Soldier, photographer, lawyer, dentist, amateur anthropologist and naturalist, and head of police in Darwin’s early days – Paul Heinrich Matthias Foelsche did it all.
He is an important – and controversial figure – in Territory history and, luckily, shot a photographic portrait of his times.
Foelsche is still commemorated each year by NT police but is reviled by many Territorians because of his treatment of Indigenous people.
The long-serving cop was born near Hamburg in Germany to a middle-class family in 1831. He served in the Hussar regiment for five years from the age of 18 and then migrated to Australia in 1854.
Foelsche served in the South Australian mounted police for 13 years.
He rose rapidly through the ranks and was then surprisingly promoted from corporal to subinspector in command of police in the Territory.
Foelsche seemed unqualified for his new position with many higher-ranking officers being being passed over for the job.
Some historians, such as Jack Haydon, have suggested his promotion was the work of his fellow Freemasons working to spread their influence.
“I see the hand of his superior officers and other leaders of the community, by whom he was held in very high regard, in this sequence of events.”
The Darwin Freemasons lodge is still known as Lodge Foelsche. Foelsche was undoubtedly a capable police officer, taking a hands-on approach in many investigations.

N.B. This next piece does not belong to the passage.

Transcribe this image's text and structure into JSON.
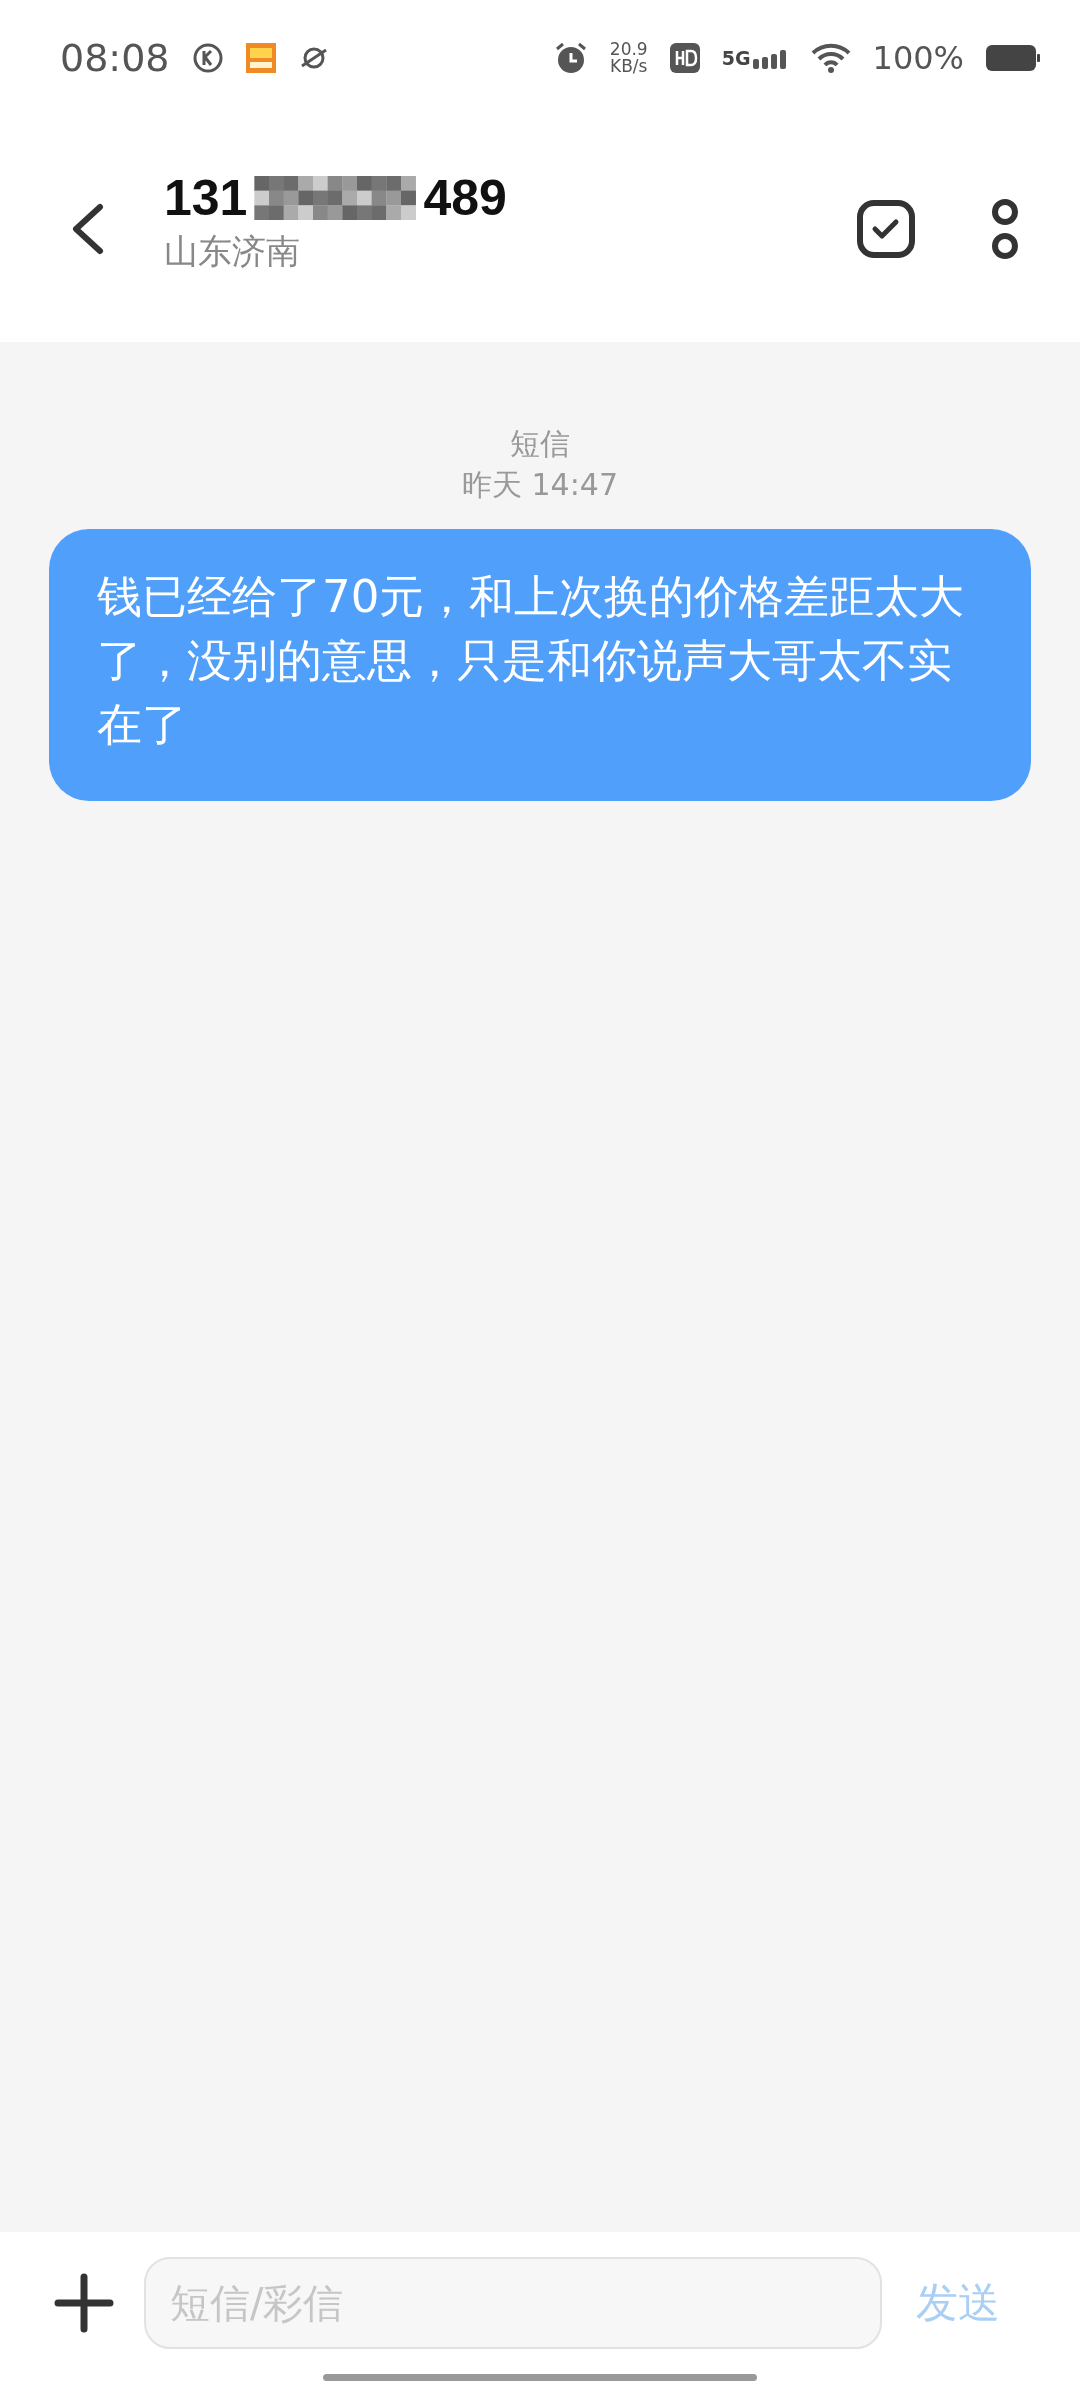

After arriving in Palmerston, he found there was no police station and so built a station with the help of his six troopers.

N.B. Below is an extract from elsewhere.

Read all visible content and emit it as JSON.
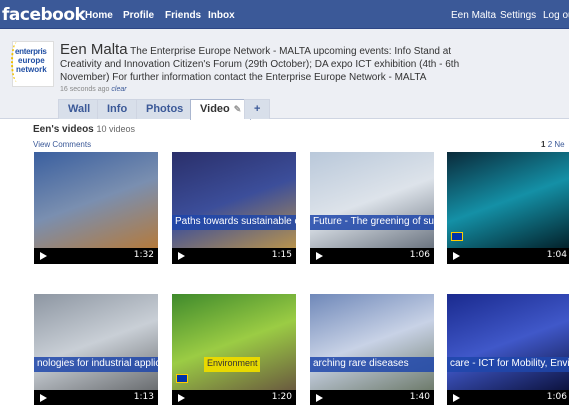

Foelsche moved in to a two-roomed tin hut, eventually marrying local Darwin woman Charlotte Georgina Smith and having two daughters.

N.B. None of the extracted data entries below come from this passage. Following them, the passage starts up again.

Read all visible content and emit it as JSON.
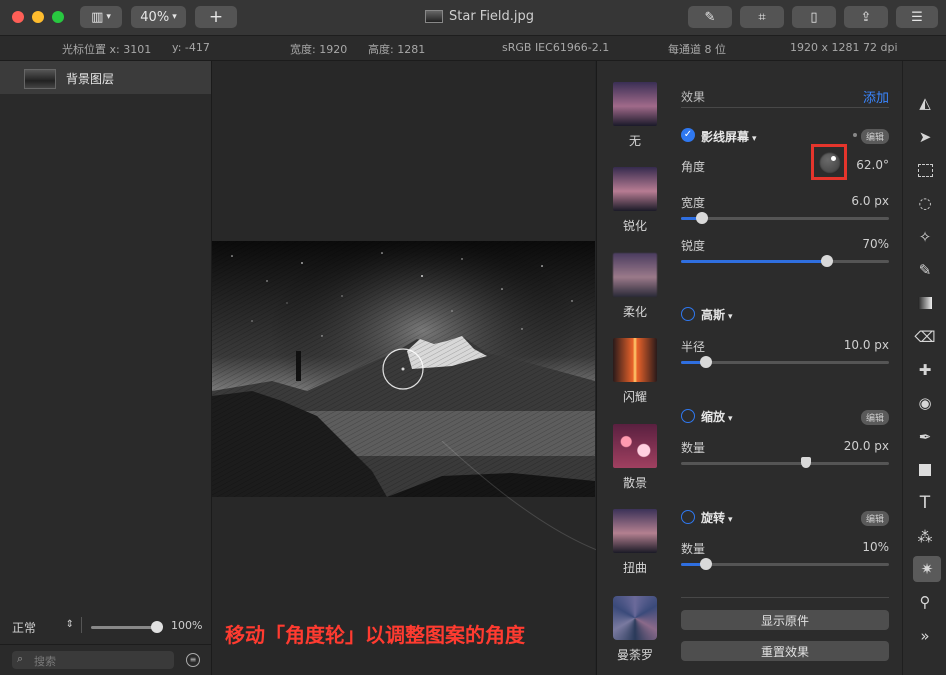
{
  "window": {
    "title": "Star Field.jpg",
    "zoom": "40%"
  },
  "infobar": {
    "cursor_x": "光标位置 x:  3101",
    "cursor_y": "y:  -417",
    "width": "宽度:  1920",
    "height": "高度:  1281",
    "colorspace": "sRGB IEC61966-2.1",
    "depth": "每通道 8 位",
    "dims": "1920 x 1281 72 dpi"
  },
  "layers": {
    "items": [
      {
        "name": "背景图层"
      }
    ]
  },
  "left_footer": {
    "blend_mode": "正常",
    "opacity": "100%",
    "opacity_value": 1.0,
    "search_placeholder": "搜索"
  },
  "presets": [
    "无",
    "锐化",
    "柔化",
    "闪耀",
    "散景",
    "扭曲",
    "曼荼罗"
  ],
  "effects": {
    "header": "效果",
    "add": "添加",
    "edit": "编辑",
    "lines": {
      "name": "影线屏幕",
      "checked": true,
      "angle_label": "角度",
      "angle_value": "62.0°",
      "width_label": "宽度",
      "width_value": "6.0 px",
      "width_level": 0.1,
      "sharp_label": "锐度",
      "sharp_value": "70%",
      "sharp_level": 0.7
    },
    "gauss": {
      "name": "高斯",
      "radius_label": "半径",
      "radius_value": "10.0 px",
      "radius_level": 0.12
    },
    "zoom": {
      "name": "缩放",
      "amount_label": "数量",
      "amount_value": "20.0 px",
      "amount_level": 0.6
    },
    "twirl": {
      "name": "旋转",
      "amount_label": "数量",
      "amount_value": "10%",
      "amount_level": 0.12
    },
    "show_original": "显示原件",
    "reset": "重置效果"
  },
  "caption": "移动「角度轮」以调整图案的角度",
  "colors": {
    "accent": "#2f78f0",
    "highlight": "#e5352c",
    "caption": "#ff3b30"
  }
}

He served in the NT police for more than 30 years, laying the foundation for what is today universally recognised as a highly professional force.
While not on duty, he cultivated an interest in photography, capturing images of early Territory life, from traditional Aborigines to early police work. His photographs have been displayed in exhibitions internationally.
Foelsche had a fascination with Indigenous people and tried to learn Larrakia. He also studied Indigenous culture and even wrote a paper on the subject in 1881.
Despite this fascination, Foelsche appeared to have little compassion for Aboriginal people and shot many during his work.
Author of the award-winning book, Frontier Justice, Tony Roberts, describes him as “the man who masterminded more massacres in the Territory than anyone else … he was cunning, devious and merciless with Aboriginals”.
In one instance, a telegraph worker from Daly Waters was found dead in 1875, likely killed by local Mangarrayi men.
In response, Foelsche told his officers: “I cannot give you orders to shoot all natives you come across, but circumstances may occur for which I cannot provide definite instructions.” Over the next four weeks, a large party of officers slaughtered an unknown number of Aborigines along the Daly River.
Foelsche retired in 1904 after becoming something of a laughing stock because of his blinkered view of life, particularly prostitution among the Indigenous community.
He continued living in Darwin until his death on January 31, 1914.
A street in the city centre is named after him and his life has been commemorated by NT police each year since 1962.
Image above: MS in brown ink on mount Natives waiting to be photographed / Port Essington 1877. Depicts a group of about 50 Aboriginal men, women and children. There are two European men, one at left and one at right. There is a substantial construction with post walls and bark roof and in the foreground is a group of tents which appears to be the photographic studio.